Os primeiros raios do sol, apresentava-se a fazenda Barro Preto em todo o seu esplendor, banhada pela luz primeira do sol que, inclemente, lançava seus raios sobre os outeiros, enquanto uma névoa tênue pairava sobre o arvoredo distante, prestes a ser dissipada pelo calor, para depois, por mercê dos céus, retornar em forma de chuva. As avezinhas entoavam seus cantares matutinos, ao passo que o gado no curral mugia com veemência, como a exigir do vaqueiro a lida da ordenha.

 

Na casa-sede, o aroma do café recém-passado impregnava os ares. Corisco já se encontrava desperto e, tendo-se despojado das vestes de dormir, trajou-se com roupas mais condizentes com o dia que se iniciava. Ao adentrar a sala destinada ao desjejum, deparou-se com o Dr. Ladislau, que já se ocupava de uma refeição substanciosa.

 

— Bom dia, mancebo Plínio!

 

— Bom dia, doutor. Descansou bem durante a noite?

 

— Infelizmente, não, meu jovem. Vosso pai padeceu de grande incômodo, e por mais de uma feita fui chamado a assisti-lo. Receio dizer-vos que seria de bom alvitre conduzi-lo à capital, pois a moléstia que o aflige excede os limites do meu saber.

 

— Pois não se fale mais nisto, doutor. Partiremos sem delongas. Não hei de permitir que meu pai sofra, abandonado ao leito, sem os cuidados que lhe são de direito. Dizei-me o que é mister levar, que darei ordens ao cocheiro para aprontar a carruagem.

 

— Estamos de acordo.

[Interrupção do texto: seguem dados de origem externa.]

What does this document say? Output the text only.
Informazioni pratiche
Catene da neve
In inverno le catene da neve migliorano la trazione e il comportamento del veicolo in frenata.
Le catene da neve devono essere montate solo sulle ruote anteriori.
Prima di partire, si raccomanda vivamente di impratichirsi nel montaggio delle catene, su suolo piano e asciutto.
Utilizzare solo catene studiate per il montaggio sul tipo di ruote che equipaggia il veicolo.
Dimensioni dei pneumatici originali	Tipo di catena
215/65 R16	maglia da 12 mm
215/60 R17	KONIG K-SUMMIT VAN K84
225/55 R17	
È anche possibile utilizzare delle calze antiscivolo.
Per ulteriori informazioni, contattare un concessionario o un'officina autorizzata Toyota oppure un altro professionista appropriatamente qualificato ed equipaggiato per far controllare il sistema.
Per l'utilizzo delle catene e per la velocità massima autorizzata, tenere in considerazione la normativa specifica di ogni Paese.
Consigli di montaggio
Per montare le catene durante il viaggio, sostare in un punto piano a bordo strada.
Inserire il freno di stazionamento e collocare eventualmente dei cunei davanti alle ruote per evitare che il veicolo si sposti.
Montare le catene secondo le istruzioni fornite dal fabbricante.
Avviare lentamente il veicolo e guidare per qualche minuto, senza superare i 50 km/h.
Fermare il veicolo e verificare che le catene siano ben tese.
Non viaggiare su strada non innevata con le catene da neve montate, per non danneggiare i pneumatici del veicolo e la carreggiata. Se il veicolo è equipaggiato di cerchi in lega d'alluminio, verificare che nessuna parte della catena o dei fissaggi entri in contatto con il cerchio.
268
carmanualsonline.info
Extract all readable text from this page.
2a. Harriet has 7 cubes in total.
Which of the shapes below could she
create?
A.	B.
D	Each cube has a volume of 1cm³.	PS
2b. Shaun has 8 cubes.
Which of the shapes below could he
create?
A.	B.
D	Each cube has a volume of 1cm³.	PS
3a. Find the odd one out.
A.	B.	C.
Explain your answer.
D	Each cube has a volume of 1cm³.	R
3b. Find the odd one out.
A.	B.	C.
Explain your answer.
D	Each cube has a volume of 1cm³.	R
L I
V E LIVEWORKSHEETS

Preciso apenas passar por minha morada a fim de recolher algumas peças de roupa e estarei pronto para a jornada.

 

— Quantos dias até a capital, por obséquio?

 

O facultativo lançou ao rapaz um olhar entre surpreso e curioso.

 

— Nunca estivestes na capital, meu caro?

 

— Jamais, doutor.

 

— Pois bem. Se o tempo nos for propício, estimo que alcancemos o destino entre quinze e vinte dias.

 

— Assim será. Providenciarei tudo o que for preciso e partiremos ainda hoje, se assim for de vossa conveniência.